Hi, can you provide us with more details? In particular, can you add your spacy_extend.py script?

Vasistareddy commented 2 years ago
import spacy
from extend import spacy_component

nlp = spacy.load("en_core_web_sm")

extend_config = dict(
    checkpoint_path="/home/vasista/extend/experiments/extend-longformer-large/",
    mentions_inventory_path="/home/vasista/extend/data/inventories/le-and-titov-2018-inventory.min-count-2.sqlite3",
    device=0,
    tokens_per_batch=4000,
)

nlp.add_pipe("extend", after="ner", config=extend_config)

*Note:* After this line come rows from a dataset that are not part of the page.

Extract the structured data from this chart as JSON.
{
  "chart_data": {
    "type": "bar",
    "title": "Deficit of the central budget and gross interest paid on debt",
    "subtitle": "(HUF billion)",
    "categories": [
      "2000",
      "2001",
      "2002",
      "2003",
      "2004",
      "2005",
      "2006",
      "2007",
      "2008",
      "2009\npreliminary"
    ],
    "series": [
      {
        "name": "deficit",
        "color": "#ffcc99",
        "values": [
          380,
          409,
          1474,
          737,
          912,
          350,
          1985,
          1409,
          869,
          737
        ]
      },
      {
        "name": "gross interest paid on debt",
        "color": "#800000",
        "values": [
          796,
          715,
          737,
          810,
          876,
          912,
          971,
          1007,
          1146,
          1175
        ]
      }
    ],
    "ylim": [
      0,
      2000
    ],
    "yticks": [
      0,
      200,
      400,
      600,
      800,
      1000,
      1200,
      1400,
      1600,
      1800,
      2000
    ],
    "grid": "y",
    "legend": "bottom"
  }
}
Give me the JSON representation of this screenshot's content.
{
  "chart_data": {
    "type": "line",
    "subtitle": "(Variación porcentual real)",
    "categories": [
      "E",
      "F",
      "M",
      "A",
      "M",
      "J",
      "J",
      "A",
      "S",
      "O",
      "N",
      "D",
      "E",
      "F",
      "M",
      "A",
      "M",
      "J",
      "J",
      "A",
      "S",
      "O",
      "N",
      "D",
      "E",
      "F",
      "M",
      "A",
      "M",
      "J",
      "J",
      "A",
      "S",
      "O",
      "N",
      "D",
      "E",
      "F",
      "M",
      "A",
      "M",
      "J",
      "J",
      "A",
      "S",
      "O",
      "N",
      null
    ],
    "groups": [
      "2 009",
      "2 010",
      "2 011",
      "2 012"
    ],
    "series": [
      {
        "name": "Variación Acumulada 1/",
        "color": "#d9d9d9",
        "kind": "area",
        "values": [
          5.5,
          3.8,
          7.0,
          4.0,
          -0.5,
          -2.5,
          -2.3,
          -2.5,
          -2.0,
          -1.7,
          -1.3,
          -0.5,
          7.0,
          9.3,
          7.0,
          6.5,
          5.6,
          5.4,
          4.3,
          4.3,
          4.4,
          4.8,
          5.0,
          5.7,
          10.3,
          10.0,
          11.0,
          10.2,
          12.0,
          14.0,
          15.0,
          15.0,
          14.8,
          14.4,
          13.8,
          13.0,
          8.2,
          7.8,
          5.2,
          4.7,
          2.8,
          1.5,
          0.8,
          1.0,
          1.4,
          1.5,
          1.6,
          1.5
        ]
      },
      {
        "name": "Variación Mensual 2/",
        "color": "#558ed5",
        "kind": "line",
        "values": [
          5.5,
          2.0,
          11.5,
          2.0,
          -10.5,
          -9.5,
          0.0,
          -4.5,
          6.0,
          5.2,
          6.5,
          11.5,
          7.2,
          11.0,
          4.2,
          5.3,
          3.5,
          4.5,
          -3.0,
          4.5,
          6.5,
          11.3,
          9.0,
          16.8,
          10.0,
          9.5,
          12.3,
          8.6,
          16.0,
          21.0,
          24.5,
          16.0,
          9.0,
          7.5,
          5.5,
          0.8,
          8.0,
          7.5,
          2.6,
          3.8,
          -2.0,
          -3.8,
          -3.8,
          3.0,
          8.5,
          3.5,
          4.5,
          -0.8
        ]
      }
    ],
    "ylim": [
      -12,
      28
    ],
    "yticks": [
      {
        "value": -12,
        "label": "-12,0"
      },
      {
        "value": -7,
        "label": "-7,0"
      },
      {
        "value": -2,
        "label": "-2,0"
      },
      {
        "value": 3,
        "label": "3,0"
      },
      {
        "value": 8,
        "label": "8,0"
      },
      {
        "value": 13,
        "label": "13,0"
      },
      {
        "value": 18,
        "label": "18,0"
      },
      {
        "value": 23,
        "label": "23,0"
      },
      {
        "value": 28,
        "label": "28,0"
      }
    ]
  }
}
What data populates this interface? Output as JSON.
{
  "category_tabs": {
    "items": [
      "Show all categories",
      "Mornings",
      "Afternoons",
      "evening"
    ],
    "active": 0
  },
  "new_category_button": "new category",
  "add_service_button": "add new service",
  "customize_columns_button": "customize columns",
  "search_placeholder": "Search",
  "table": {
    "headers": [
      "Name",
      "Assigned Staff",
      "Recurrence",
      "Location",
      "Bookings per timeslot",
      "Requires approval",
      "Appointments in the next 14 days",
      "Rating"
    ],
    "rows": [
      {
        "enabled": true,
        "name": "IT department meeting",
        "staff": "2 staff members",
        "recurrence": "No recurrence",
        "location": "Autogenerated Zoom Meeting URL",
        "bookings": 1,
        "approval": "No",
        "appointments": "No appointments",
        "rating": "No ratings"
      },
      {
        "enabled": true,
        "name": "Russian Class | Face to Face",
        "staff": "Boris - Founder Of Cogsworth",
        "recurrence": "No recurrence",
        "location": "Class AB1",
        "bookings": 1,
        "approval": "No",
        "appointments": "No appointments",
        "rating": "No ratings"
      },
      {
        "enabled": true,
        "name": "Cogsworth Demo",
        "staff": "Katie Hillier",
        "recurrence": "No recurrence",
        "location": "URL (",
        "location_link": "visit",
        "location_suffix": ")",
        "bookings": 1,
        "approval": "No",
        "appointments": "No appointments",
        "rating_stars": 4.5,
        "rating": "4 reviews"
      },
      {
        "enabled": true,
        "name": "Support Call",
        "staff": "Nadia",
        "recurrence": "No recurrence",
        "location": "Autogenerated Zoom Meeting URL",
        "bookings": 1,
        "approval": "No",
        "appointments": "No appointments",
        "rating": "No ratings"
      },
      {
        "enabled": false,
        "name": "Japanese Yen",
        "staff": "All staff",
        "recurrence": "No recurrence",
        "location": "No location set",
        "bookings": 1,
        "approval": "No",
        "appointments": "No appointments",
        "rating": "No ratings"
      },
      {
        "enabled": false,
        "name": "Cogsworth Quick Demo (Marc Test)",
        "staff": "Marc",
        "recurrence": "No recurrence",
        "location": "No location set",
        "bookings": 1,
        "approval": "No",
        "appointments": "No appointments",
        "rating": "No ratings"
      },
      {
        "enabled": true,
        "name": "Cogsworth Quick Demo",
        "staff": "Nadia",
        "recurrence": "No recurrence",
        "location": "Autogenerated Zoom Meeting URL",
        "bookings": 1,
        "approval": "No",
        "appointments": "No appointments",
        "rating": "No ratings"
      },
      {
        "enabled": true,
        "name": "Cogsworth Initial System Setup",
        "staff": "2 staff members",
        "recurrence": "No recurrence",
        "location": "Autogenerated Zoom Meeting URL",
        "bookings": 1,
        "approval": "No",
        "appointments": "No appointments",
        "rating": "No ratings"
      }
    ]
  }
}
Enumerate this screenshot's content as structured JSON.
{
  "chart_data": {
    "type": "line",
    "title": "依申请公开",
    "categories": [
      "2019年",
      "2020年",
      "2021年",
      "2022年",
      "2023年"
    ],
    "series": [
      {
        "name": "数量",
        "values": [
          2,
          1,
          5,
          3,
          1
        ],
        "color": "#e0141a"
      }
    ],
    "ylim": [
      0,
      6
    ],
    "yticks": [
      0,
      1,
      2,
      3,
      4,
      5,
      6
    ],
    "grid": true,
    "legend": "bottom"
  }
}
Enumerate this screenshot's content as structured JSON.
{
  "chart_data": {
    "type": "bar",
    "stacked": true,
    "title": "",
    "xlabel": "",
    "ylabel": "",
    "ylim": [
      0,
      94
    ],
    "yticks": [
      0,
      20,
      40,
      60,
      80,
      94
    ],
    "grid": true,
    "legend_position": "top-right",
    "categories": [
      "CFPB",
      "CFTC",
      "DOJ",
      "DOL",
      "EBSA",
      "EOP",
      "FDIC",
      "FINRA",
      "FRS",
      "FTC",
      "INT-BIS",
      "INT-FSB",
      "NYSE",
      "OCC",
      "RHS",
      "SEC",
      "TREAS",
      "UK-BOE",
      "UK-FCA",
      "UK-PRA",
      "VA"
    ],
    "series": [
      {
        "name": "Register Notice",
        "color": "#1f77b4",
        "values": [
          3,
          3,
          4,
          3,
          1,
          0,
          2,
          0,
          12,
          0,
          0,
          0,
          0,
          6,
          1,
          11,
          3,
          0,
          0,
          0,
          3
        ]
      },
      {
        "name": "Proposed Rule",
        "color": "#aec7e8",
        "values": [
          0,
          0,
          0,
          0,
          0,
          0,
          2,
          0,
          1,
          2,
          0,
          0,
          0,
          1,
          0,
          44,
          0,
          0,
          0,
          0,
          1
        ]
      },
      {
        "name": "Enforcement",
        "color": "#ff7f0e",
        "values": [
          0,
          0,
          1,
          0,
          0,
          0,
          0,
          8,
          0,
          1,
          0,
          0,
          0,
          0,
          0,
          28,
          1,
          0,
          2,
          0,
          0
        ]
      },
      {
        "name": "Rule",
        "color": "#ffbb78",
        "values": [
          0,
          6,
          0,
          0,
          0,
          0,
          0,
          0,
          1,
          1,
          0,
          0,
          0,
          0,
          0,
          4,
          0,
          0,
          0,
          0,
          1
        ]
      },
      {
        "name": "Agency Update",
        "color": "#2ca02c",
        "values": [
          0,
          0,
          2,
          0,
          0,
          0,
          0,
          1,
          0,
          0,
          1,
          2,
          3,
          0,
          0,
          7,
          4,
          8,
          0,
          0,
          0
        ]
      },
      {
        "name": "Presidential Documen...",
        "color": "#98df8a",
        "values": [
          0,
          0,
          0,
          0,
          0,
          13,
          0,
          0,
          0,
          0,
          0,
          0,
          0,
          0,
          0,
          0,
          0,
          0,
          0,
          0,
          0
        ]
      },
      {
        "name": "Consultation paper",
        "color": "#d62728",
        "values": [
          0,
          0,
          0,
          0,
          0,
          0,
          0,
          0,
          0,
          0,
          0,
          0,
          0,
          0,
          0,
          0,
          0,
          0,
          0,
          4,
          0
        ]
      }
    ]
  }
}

input_sentence = "Japan began the defence of their title " \
                 "with a lucky 2-1 win against Syria " \
                 "in a championship match on Friday."

doc = nlp(input_sentence)

# [(Japan, Japan National Footbal Team), (Syria, Syria National Footbal Team)]
disambiguated_entities = [(ent.text, ent._.disambiguated_entity) for ent in doc.ents]
print(disambiguated_entities)

@poccio that's the _spacyextend.py script. I was just trying to check the installation part with the sample code given in the documentation.

poccio commented 2 years ago

Hi @Vasistareddy, I'm sorry for this late reply.

The problem is with your _checkpointpath string. It should point directly to the ckpt file you want to use, within its classy folder. For instance, in our spacy_test script, _checkpointpath points to experiments/extend-longformer-large/2021-10-22/09-11-39/checkpoints/best.ckpt (rather than experiments/extend-longformer-large/ as in your case)

Vasistareddy commented 2 years ago

Thanks. That solved the issue. How much RAM does this project need?